Lisa Zenzen Baker, 1961-2003

E-mail: answersforlisa@hotmail.com

Wednesday, January 02, 2013

No news is not good news


The public pays for
the media’s silence 

Opinion
 
By David Baker
Posted Wednesday Jan. 2, 2013

It’s been said that news is information that someone doesn’t want published.

If so, there has been a lot of news about the Capital Region medical providers over the past decade.

And the area’s media organizations have been happy to keep it out of sight.

That news is about dozens of lawsuits alleging malpractice and negligence filed against the area’s medical providers over the past 12 years.

Stating in the late 1990s, those providers somehow persuaded local media outlets to abandon their core function of informing the public about matters that affect it, and instead to ignore allegations of serious harm readily available in public documents.

At the same time, those providers began running a coordinated advertising campaign that to this day is sending a steady stream of money to the new outlets, filing the pages of newspapers and the air time of TV and radio stations with messages that present the providers as competent and caring, while they fight every claim of injury even when they know they are liable.

This can only be described as a conspiracy; not in the legal sense, but a conspiracy none the less.  A conspiracy that benefits the participants but is against the public good.

Now the providers will say that anyone can make allegations in a lawsuit –which is not true; filing a malpractice suit is much harder than most people realize – and that just because someone says a death or injury was preventable doesn’t mean it was.

But that ignores the fact that many of these claims eventually end with a settlement – sometimes a big one – and that even those cases have been ignored by the media.

Meanwhile, reporting at least some of these lawsuits would benefit the public, as I explained last year in a detailed letter to the publishers of the area’s largest newspaper, the Albany Times Union.

First, it would motivate the providers to reduce errors and acknowledge harm when it occurred, because that would be the only way to stop the damaging stories in the media.

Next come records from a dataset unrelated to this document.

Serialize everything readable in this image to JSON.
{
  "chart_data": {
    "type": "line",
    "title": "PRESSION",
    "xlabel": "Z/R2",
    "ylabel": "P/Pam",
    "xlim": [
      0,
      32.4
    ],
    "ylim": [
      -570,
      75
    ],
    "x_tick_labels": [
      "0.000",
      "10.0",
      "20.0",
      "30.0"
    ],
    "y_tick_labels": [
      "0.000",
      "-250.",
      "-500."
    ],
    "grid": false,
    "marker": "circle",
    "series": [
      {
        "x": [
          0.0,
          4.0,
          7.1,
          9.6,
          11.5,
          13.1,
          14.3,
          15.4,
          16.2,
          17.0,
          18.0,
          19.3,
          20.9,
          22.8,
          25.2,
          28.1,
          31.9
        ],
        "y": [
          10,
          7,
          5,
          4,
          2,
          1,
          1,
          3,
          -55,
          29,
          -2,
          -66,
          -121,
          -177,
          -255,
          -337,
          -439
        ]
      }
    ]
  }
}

As long as the lawsuits are invisible, the providers can aggressively fight every claim without any bad publicity. This imposes a hidden tax, because the lawyers’ fees and expenses and the much bigger payouts needed to settle a case that has been fought right up to a trial are ultimately all paid by the public.

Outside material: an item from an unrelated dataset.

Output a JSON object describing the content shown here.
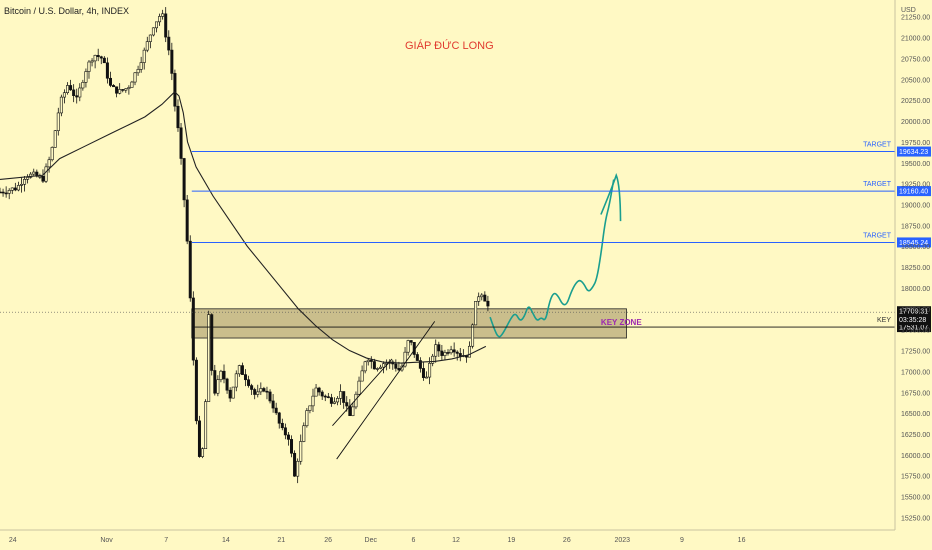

Second, it would spare injured patients and  bereaved family members the anguish of a legal battle, and perhaps worse, being denied an explanation for an unexpected death or injury.

But that is not going to happen as long as the area’s media organizations and medical providers continue their conspiracy of silence, ignoring their duty to the public in favor of  providers whose focus on image rather than patient safety puts everyone at risk.

Meanwhile, people can only wonder how many other doctors have hospital privileges when, like Akiva Abraham, a required check would reveal that he or she is unfit to practice, and how many other stories of public interest are being ignored by newspaper editors who are more concerned with keeping advertising revenue flowing in than fulfilling their responsibility to inform.